By contrast, we know that Aragorn is among the best Men of all time - intelligent, wise, learned, a healer, skilled at tracking, hardy, a great fighter; and possessing a will strong enough to wrest control of the Orthanc palantir from Sauron. We confidently expect he will be the same as a King. 

On this basis, it is probably closer to the mark to consider Alfred the Great as a closer equivalent to Aragorn; since Alfred seems to have been both an exemplary individual; and more of an all-rounder than Arthur. 

Alfred was apparently not only an inspiring leader and excellent general, but also a major administrator and lawyer; scholar and author; and a deep and devout Christian. 

Alfred also has a very roughly analogous trajectory from being reduced almost to a 'ranger', hiding on the 'island' of Athelney in the Somerset boglands, before a 'return of the King' to reclaim his kingdom (about half of what is now England) from The Danes.   

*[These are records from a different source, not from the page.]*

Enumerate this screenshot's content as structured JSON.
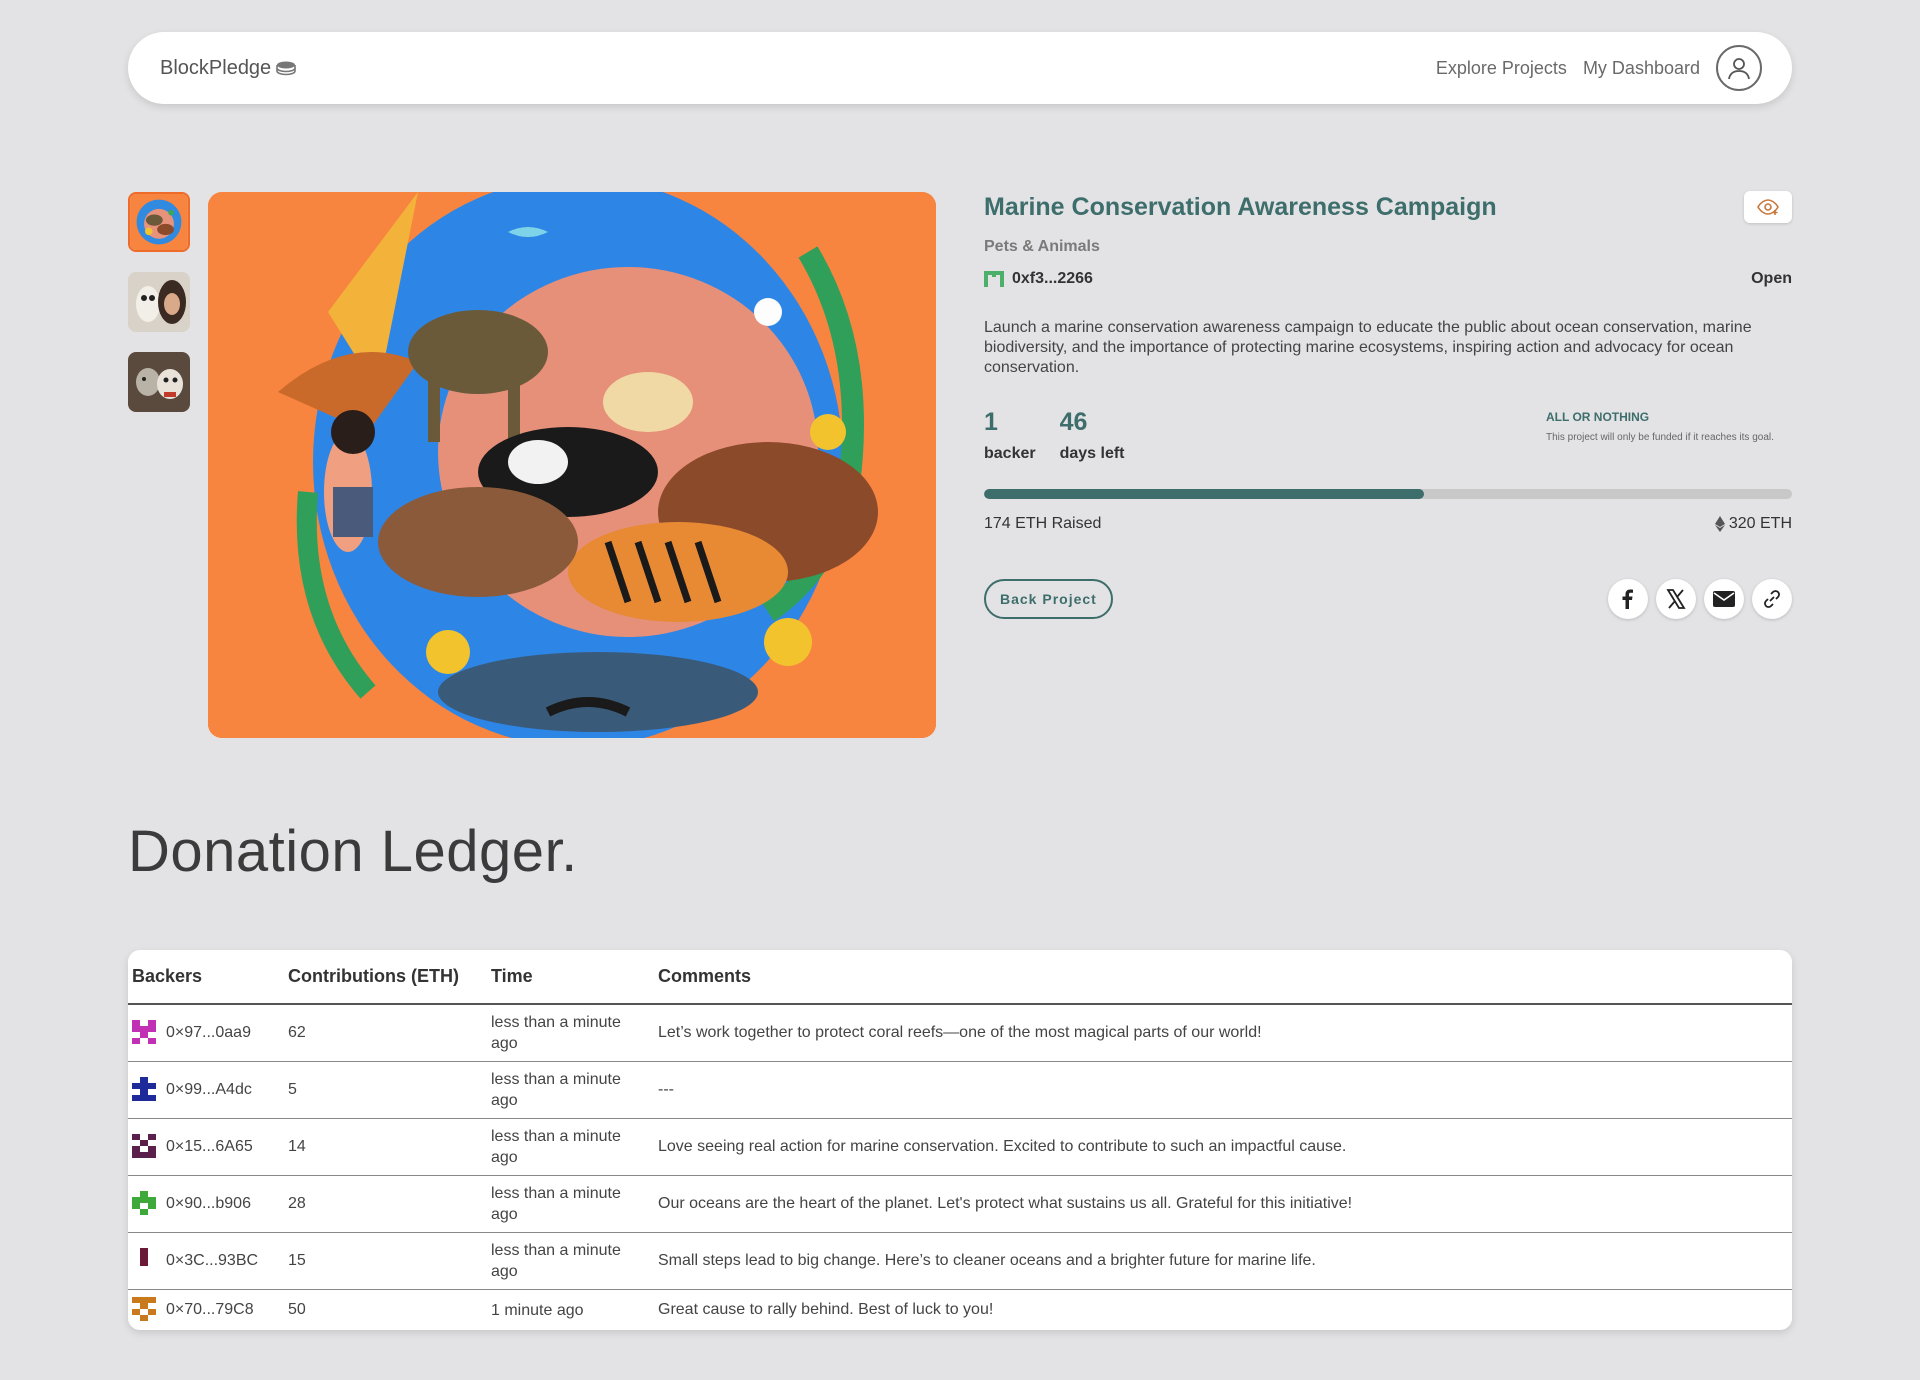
{
  "nav": {
    "brand": "BlockPledge",
    "links": [
      "Explore Projects",
      "My Dashboard"
    ]
  },
  "project": {
    "title": "Marine Conservation Awareness Campaign",
    "category": "Pets & Animals",
    "owner": "0xf3...2266",
    "status": "Open",
    "description": "Launch a marine conservation awareness campaign to educate the public about ocean conservation, marine biodiversity, and the importance of protecting marine ecosystems, inspiring action and advocacy for ocean conservation.",
    "backers_count": "1",
    "backers_label": "backer",
    "days_left": "46",
    "days_left_label": "days left",
    "funding_model_title": "ALL OR NOTHING",
    "funding_model_text": "This project will only be funded if it reaches its goal.",
    "raised_text": "174 ETH Raised",
    "goal_text": "320 ETH",
    "progress_fraction": 0.544,
    "back_button": "Back Project"
  },
  "ledger": {
    "heading": "Donation Ledger.",
    "columns": [
      "Backers",
      "Contributions (ETH)",
      "Time",
      "Comments"
    ],
    "rows": [
      {
        "backer": "0×97...0aa9",
        "amount": "62",
        "time": "less than a minute ago",
        "comment": "Let’s work together to protect coral reefs—one of the most magical parts of our world!",
        "color": "#c02fb4"
      },
      {
        "backer": "0×99...A4dc",
        "amount": "5",
        "time": "less than a minute ago",
        "comment": "---",
        "color": "#1f2a9a"
      },
      {
        "backer": "0×15...6A65",
        "amount": "14",
        "time": "less than a minute ago",
        "comment": "Love seeing real action for marine conservation. Excited to contribute to such an impactful cause.",
        "color": "#5a1f4a"
      },
      {
        "backer": "0×90...b906",
        "amount": "28",
        "time": "less than a minute ago",
        "comment": "Our oceans are the heart of the planet. Let's protect what sustains us all. Grateful for this initiative!",
        "color": "#3fa83a"
      },
      {
        "backer": "0×3C...93BC",
        "amount": "15",
        "time": "less than a minute ago",
        "comment": "Small steps lead to big change. Here’s to cleaner oceans and a brighter future for marine life.",
        "color": "#6a1a36"
      },
      {
        "backer": "0×70...79C8",
        "amount": "50",
        "time": "1 minute ago",
        "comment": "Great cause to rally behind. Best of luck to you!",
        "color": "#c97a1d"
      }
    ]
  },
  "colors": {
    "accent": "#3e6e6c",
    "background": "#e3e3e5",
    "hero_bg": "#f7843f",
    "thumb_active_border": "#ef6b2a"
  },
  "icons": [
    "coin-stack-icon",
    "user-circle-icon",
    "eye-plus-icon",
    "owner-identicon",
    "ethereum-icon",
    "facebook-icon",
    "x-icon",
    "email-icon",
    "link-icon"
  ]
}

I don't suppose that Tolkien seriously based the character of Aragorn on any particular historical or mythical model - especially considering that Aragorn developed narratively, by increments, from a brown-skinned hobbit-in-clogs called Trotter

But, in character, Aragorn seems more like Alfred than anyone else. 


Anonymous said...

Thanks for this! In comparison to those "288,000 Google entries", I can't immediately think of anyone having discussed Aragorn and Alfred, while your points are well made.

I remember Tolkien discussing Chesterton's 'Ballad of the White Horse', but have not paused to go looking up the references. But it would be interesting to compare Chesterton's Alfred, there, Charles Williams's Arthur and Merlin in the first couple poems in Taliessin through Logres, and Aragorn and Gandalf. E.g., how 'Alfredy' (and even maybe especially not unlike Chesterton's Alfred) is Williams's pre-'Crowning of Arthur' Arthur? And, what of Tolkien's own poetic 'Fall of Arthur' Arthur - another interesting 'version' to compare... With Williams, you cannot tell whether his Merlin has the creepy Uther-facilitating aspect or not. Maybe Williams's young Arthur and Merlin are what-they-could-have-been-like. And maybe Tolkien's LotR Aragorn and Gandalf are something analogous - something positive with which to compare and contrast the Malory ones as helpful wizard and worthy heir. Mirrors of kingship and wizardship?

David Llewellyn Dodds

Bruce Charlton said...

"And maybe Tolkien's LotR Aragorn and Gandalf are something analogous - something positive with which to compare and contrast the Malory ones as helpful wizard and worthy heir. Mirrors of kingship and wizardship?"

Yes, that is certainly how I would regard Tolkien's 'versions' of the archetypes.

Although 'in universe' Tolkien's examples came *before* Arthur and Merlin! - so from this angle A&M might be regarded as later, inferior, somewhat corrupted or degenerate spiritual-descendants of Aragorn and Gandalf - which yet still embodied and reflected some of the purer glory of the originals.

M said...

Part of the Arthurian legend is that he will return.

Aragorn has more than a little of the "Arthur returned" (and purified?) vibe about him, which may be the reason for some of those Google results.

Bruce Charlton said...

@M - I don't dispute that there are similarities. But I do dispute that there was significant influence running from Arthur to Aragorn - aside from the 'good kind' archetype.

Brick Hardslab said...

Aragorn was always in best of health. And would never have burned the bread. He was too familiar with an empty belly to waste food. Certainly, Alfred was Great but perhaps in different ways than Aragorn.